Things started to change after World War II. Holton, who had grown up in Big Stone Gap, came home from World War II and was astonished to learn that Democrat William Tuck had been elected governor with the support of only 8% of Virginians. The rest either didn’t bother to vote or simply weren’t allowed to. “I wanted to break up that machine,” he recalled a few years ago. He looked around the state to find place to make his political base. He chose Roanoke. “I knew Roanoke was a wide-open, broad-thinking community that was open to change. Roanoke was the place to do it.” Through the ’50s and ’60s, the “mountain-valley Republicans” mounted one challenge after another. In 1952, Dwight Eisenhower helped sweep in Republican congressmen in the 6th and 9th congressional districts (and also the 10th in Northern Virginia). In 1953, the combination of a weak Democratic candidate (Tom Stanley of Henry County) and a strong Republican one (Ted Dalton of Radford) almost resulted in a Republican upset. Almost. The politics of Massive Resistance set back these moderate-minded Republicans — segregation was quite popular with Virginia’s white voters. Republicans weren’t the only ones on the rise, though. So were liberal Democrats who sprouted up to challenge their conservative leaders. All that came to a head in 1969 when the Democratic Party finally broke apart. Their primary that year was a bitter, three-way contest between an old-line conservative (Fred Pollard), a moderate (Bill Battle) and a liberal (Henry Howell). Battle won, but the party was a shambles.

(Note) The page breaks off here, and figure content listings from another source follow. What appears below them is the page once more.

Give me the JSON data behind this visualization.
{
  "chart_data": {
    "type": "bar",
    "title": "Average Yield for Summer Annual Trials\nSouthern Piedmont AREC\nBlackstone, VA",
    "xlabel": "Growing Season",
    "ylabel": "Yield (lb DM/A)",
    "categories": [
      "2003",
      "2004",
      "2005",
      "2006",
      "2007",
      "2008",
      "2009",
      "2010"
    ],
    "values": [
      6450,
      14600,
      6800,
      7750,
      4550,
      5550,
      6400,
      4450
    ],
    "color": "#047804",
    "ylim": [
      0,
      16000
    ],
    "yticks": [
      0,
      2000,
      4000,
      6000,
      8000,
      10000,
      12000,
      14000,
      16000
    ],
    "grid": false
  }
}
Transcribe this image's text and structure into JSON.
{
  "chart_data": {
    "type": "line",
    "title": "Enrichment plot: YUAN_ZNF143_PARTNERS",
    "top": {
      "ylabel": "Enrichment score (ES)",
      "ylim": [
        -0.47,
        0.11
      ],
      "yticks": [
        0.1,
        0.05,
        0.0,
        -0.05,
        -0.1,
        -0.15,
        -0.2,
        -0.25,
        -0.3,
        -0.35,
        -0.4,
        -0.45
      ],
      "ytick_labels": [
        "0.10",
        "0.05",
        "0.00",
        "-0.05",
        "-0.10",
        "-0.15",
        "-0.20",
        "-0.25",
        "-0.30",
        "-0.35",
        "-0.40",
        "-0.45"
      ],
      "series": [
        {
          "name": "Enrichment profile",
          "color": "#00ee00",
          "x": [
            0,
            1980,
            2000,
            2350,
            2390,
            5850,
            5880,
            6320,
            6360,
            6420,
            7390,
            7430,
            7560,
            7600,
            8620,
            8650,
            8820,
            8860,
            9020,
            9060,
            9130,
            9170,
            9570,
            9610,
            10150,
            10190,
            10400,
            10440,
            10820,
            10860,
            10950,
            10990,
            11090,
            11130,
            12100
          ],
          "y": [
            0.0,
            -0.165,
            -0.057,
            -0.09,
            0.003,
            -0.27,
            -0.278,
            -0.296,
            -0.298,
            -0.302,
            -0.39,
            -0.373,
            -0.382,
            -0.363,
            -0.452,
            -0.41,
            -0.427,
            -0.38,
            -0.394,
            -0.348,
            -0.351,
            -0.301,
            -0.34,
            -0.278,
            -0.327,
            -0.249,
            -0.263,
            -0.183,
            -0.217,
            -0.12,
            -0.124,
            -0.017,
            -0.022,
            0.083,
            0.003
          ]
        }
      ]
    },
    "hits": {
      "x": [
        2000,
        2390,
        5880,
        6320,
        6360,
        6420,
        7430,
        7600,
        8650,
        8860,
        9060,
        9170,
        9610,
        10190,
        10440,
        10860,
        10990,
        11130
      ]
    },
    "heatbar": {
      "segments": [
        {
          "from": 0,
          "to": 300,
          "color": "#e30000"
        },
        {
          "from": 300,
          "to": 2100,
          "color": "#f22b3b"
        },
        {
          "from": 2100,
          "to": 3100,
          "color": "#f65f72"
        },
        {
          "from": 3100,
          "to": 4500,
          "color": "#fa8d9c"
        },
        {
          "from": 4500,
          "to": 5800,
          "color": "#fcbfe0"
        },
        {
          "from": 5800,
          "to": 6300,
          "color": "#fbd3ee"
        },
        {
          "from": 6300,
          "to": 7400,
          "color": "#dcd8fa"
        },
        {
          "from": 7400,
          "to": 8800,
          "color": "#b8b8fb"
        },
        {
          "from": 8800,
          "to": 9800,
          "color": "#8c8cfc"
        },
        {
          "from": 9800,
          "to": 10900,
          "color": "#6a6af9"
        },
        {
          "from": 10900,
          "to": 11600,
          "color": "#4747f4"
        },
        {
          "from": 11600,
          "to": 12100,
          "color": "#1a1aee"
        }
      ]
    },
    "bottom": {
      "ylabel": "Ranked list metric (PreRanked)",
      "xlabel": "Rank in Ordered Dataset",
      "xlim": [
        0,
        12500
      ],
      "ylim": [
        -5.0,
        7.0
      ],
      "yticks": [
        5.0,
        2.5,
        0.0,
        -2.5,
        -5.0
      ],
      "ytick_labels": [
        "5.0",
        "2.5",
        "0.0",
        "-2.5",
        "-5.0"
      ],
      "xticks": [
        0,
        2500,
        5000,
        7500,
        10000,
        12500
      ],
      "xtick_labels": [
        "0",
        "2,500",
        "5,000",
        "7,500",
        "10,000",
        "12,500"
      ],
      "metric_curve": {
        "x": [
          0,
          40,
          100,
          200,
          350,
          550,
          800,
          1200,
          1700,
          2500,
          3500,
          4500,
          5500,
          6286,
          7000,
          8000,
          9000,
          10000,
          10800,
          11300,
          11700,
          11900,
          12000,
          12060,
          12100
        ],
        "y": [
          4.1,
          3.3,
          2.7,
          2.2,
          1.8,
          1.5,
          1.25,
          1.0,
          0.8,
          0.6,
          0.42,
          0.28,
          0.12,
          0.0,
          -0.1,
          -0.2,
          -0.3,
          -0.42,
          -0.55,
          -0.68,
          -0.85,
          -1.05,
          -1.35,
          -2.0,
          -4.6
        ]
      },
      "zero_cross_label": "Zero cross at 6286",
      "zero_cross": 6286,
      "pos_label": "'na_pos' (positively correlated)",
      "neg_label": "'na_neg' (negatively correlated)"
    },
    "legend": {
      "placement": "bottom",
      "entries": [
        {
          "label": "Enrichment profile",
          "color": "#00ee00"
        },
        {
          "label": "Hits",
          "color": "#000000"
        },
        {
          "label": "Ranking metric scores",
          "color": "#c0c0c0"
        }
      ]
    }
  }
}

Meanwhile, the state’s electorate had changed in some dramatic ways that helped Republicans at the time. The suburbs were growing, with a lot of newcomers who felt no attachment to the Old South. And the Voting Rights Act opened the door for a lot of black voters. From 1961 to 1969, the state’s electorate more than doubled. Holton alone polled more votes than were cast in the entire governor’s race in 1961, and nearly as many as were cast in 1965. Until Holton, only two Republicans in the 20th century had topped 40% in a gubernatorial race; some had only polled in the teens. It really was a new day in Virginia.

In time, Virginia politics re-ordered itself to the configuration we know today. Democrats became a purely left-of-center party and the moderate Republicans like Holton were shunted aside by conservatives. Still, the fact remains: Holton’s election a half-century ago today brought two-party democracy to Virginia.